Merging electrical and mechanical prototypes in MIT's Engineering Design Studio

Long before any of us became addicted to Amazon.com, there were actual mail-order catalogs. A devoted hobbyist would fill out an order sheet, write a check, and seal both in an envelope; stamp and mail the envelope; and wait a few weeks.

Back when “classic rock” was just “rock,” this is how my friend R.J created special-effects “stomp boxes” for his electric guitar. He would patch together a simple enclosure out of scrap wood, an old license plate, and a few random screws.

R.J. would be jealous of the capabilities available to aspiring designers at the Massachusetts Institute of Technology (MIT). Students in the Department of Electrical Engineering and Computer Science (EECS) have access to what’s called the Engineering Design Studio (EDS). In this teaching lab, sponsored by Cypress Semiconductor, students can go from theory to idea to reality by prototyping complete electronics-based systems. To see the effects of the associated mechanical design, they can fabricate a customized housing using laser cutters, computer-controlled mills, and other advanced tools.

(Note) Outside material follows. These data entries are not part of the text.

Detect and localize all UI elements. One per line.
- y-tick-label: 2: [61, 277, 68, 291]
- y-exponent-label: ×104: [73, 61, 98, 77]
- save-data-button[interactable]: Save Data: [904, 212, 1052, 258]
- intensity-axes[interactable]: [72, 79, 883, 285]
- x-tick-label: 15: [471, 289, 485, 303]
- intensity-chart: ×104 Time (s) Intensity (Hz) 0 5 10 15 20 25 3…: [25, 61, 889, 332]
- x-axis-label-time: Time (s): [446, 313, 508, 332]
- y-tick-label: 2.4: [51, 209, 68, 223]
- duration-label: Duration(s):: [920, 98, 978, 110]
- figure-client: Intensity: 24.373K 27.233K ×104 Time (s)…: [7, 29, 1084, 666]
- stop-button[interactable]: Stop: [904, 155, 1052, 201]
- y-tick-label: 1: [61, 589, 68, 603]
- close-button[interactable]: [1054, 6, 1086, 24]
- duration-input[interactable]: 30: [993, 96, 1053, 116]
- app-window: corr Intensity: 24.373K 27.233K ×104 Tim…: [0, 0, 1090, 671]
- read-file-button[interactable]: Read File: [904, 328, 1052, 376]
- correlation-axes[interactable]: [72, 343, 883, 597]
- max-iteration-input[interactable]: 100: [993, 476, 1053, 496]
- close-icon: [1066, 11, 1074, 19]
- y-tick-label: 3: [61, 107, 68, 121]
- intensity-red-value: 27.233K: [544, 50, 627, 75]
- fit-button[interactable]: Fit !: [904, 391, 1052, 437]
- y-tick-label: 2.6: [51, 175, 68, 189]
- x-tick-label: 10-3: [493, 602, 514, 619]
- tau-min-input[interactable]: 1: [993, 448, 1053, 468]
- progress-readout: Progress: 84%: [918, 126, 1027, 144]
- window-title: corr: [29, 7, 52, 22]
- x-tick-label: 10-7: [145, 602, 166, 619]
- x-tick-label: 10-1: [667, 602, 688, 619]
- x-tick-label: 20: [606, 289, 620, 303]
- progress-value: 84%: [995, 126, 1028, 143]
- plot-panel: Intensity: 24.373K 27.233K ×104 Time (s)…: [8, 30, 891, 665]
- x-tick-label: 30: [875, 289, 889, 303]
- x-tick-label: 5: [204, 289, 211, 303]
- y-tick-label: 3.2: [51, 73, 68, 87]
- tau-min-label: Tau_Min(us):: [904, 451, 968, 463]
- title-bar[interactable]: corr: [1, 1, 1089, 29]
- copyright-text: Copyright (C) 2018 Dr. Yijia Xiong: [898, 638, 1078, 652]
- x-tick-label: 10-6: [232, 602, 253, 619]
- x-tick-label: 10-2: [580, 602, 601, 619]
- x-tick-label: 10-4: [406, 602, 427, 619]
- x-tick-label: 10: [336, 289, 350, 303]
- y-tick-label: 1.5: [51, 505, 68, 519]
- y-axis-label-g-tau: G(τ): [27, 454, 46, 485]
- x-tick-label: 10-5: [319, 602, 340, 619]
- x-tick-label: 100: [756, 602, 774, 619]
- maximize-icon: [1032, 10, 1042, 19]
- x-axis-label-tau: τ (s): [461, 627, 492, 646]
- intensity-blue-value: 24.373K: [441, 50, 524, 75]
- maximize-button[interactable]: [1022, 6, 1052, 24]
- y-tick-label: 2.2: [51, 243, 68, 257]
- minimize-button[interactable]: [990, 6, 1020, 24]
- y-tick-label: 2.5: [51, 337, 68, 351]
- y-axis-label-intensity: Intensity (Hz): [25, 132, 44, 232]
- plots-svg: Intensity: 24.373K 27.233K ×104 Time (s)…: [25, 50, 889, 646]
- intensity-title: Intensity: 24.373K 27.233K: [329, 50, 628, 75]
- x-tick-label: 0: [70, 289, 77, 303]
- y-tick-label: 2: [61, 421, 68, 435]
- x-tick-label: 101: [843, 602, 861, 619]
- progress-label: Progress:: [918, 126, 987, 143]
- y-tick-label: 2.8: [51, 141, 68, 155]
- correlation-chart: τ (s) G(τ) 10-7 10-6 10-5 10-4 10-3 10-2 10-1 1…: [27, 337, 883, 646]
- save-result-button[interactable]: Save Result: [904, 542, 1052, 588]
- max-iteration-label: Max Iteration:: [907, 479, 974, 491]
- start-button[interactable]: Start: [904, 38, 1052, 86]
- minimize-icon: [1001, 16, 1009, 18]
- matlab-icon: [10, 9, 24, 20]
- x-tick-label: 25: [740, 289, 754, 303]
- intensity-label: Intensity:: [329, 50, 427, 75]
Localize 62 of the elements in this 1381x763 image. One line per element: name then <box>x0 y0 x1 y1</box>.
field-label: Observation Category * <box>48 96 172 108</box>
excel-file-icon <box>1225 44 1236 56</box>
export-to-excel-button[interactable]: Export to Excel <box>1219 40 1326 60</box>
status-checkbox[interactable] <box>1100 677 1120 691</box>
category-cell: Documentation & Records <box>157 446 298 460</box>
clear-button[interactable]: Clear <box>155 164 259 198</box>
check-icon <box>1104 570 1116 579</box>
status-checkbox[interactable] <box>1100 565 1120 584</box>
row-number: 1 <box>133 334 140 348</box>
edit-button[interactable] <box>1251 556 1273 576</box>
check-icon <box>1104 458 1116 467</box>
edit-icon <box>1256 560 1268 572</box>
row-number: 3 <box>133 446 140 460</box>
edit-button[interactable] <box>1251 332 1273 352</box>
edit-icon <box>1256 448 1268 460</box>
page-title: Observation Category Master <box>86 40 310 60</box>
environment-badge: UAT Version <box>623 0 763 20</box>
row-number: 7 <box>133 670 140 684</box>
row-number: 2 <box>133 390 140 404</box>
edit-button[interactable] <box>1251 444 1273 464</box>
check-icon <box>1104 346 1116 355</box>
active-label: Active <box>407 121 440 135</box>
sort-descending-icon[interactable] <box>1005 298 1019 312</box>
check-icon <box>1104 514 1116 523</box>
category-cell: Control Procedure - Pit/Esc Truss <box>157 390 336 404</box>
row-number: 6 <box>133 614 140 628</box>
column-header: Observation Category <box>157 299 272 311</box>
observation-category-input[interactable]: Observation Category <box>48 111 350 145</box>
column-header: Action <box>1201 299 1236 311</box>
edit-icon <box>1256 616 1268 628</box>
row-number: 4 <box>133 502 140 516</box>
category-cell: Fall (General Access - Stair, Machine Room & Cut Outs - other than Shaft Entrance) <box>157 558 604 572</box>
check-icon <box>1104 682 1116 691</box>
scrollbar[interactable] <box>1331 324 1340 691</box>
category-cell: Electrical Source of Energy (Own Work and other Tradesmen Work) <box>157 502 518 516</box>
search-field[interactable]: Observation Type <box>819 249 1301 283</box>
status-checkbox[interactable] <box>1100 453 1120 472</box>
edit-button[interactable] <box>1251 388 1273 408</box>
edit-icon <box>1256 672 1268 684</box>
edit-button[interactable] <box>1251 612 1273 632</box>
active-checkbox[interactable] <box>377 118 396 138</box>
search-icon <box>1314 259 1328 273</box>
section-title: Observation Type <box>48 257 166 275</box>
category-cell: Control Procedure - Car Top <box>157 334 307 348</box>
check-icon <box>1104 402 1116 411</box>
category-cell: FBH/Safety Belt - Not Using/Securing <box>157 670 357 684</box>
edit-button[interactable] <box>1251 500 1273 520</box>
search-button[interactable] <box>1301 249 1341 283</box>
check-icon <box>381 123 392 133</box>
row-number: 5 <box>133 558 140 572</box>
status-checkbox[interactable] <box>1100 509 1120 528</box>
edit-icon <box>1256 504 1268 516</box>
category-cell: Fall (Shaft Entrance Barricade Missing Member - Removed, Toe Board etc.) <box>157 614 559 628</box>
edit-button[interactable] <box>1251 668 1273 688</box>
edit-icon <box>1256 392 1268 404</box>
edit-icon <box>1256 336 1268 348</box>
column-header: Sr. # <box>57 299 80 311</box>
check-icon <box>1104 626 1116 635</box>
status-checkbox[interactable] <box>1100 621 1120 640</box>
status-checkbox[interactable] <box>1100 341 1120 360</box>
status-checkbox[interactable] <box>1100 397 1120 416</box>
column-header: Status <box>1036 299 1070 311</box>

The overall experience is in tune with MIT’s motto: “Mind and Hand.” According to Dr. Steven Leeb, professor of EECS and mechanical engineering, modern test and prototyping equipment is changing the speed and efficiency with which “an idea can go from the mind to the material.”

This approach also unlocks new insights into electronic devices. In the past, a curious student could easily take apart a phone or TV and see how it worked. Today’s complex and monolithic products are increasingly difficult to understand without specialized tools.

To give students hands-on experience with modern test equipment, the EECS department is working with vendors such as Keysight Technologies. In support of the EDS, Keysight has partnered with the Cypress University Alliance to donate state-of-the-art mixed-signal oscilloscopes. The MIT labs are also equipped with Keysight logic analyzers, power supplies and function generators.

All of this is a far cry from the garage where my pal R.J. hand-built his prototypes. Even as today’s tools move ahead at blazing speed, it’s comforting to know one thing hasn’t changed: there are still people driven by a desire to use their minds and hands to go from imagination to understanding to reality.

 

*Keysight Technologies Inc. was formerly the Agilent Technologies electronic measurement business.